I started my 3rd birthday, or whelpday, by waking very early December 8. Creeping out of my bed I went to find my humans sleeping at 12:03 a.m. “Hey guys, it’s my birthday! Now where’s that hotdog you promised me?” I was excited. They were groggy.
Many nights we walk past the luminous hotdog storage facility, aka 7-11. The smell is intoxicating. When the magical doors swing open the cleaning solvents sometimes send me into a fit of “reverse sneezing,” but it’s worth it to try and catch a whiff of the hotdogs. Various tube meats rotate for hours, days, on end in that place. (Smell photo below.) Why no one eats them I’ll never know.
So Jeff and Elise have been telling me, for a long, long time that I could have one for my birthday. Now it’s my birthday, Ranger’s big 3rd birthday. Where’s the hotdog?
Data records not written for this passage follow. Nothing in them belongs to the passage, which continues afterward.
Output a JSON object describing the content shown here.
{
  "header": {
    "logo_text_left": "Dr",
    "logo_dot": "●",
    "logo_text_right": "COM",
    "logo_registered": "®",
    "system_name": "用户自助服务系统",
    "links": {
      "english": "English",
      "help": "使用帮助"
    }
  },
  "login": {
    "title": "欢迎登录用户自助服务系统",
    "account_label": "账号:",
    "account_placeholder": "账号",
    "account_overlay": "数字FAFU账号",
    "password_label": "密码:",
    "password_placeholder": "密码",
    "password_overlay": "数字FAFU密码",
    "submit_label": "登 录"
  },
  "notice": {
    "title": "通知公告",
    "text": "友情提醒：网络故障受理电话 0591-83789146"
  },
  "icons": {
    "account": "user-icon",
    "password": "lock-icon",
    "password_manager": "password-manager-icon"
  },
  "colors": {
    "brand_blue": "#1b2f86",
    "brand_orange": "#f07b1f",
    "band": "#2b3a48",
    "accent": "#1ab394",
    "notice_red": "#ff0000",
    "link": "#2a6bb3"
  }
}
After going back to bed and sleeping a few more hours we took a birthday walk along the coast. My humans saw many cool things: ocean waves, birds, pretty sky, friends. I smelled many cool things: ice plant, garbage can, light pole, poo poo, sidewalk. Later we met up with some other humans, and my Border Collie friends Aero and Shiobahn. We had fun smelling ice plant, garbage can, sidewalk, dog pee. The Border Collies peed on things and then I peed on their pee, and then they peed on mine, good times!
When we got bored Aero, such a clever boy, turned a piece of ice plant into a toy and fetched it. We all had to admit it that was a lot of fun to toss it around.
It was a good walk. We even scored some treats from Jeff. We all just stared and played “good” until biscuits fell out of his hand. This demonstrates the power of the mind. Do not underestimate what can be achieved by the power of the mind.
That night my Aunt Linda came over and we had hamburgers. Yum. After lying around getting my belly rubbed we walked out into the night air, chilly and fresh, and headed down the stretch with the razor wire and chain link fence, towards the “convenience store,” lit up like a smell beacon in the night.
For the first time ever my human went into the white light and came out with a gift in a red box with “Oscar Meyer” written on the side. (Who’s Oscar Meyer? I must Google him.) I knew what was in that flimsy box before she even got out of the store, my hotdog! That nice lady in the store gave that hotdog to me free for my birthday!
Yay, Happy Whelpday to Me! I’m a lucky Corgi!
If you’re a dog here’s my advice to you: On your birthday wake your humans early, the crack of dawn or sooner. Keep a clear vision in your mind of what you want. Then use the power of your mind to manipulate them to do your bidding. Never underestimate the power of the mind. Good luck!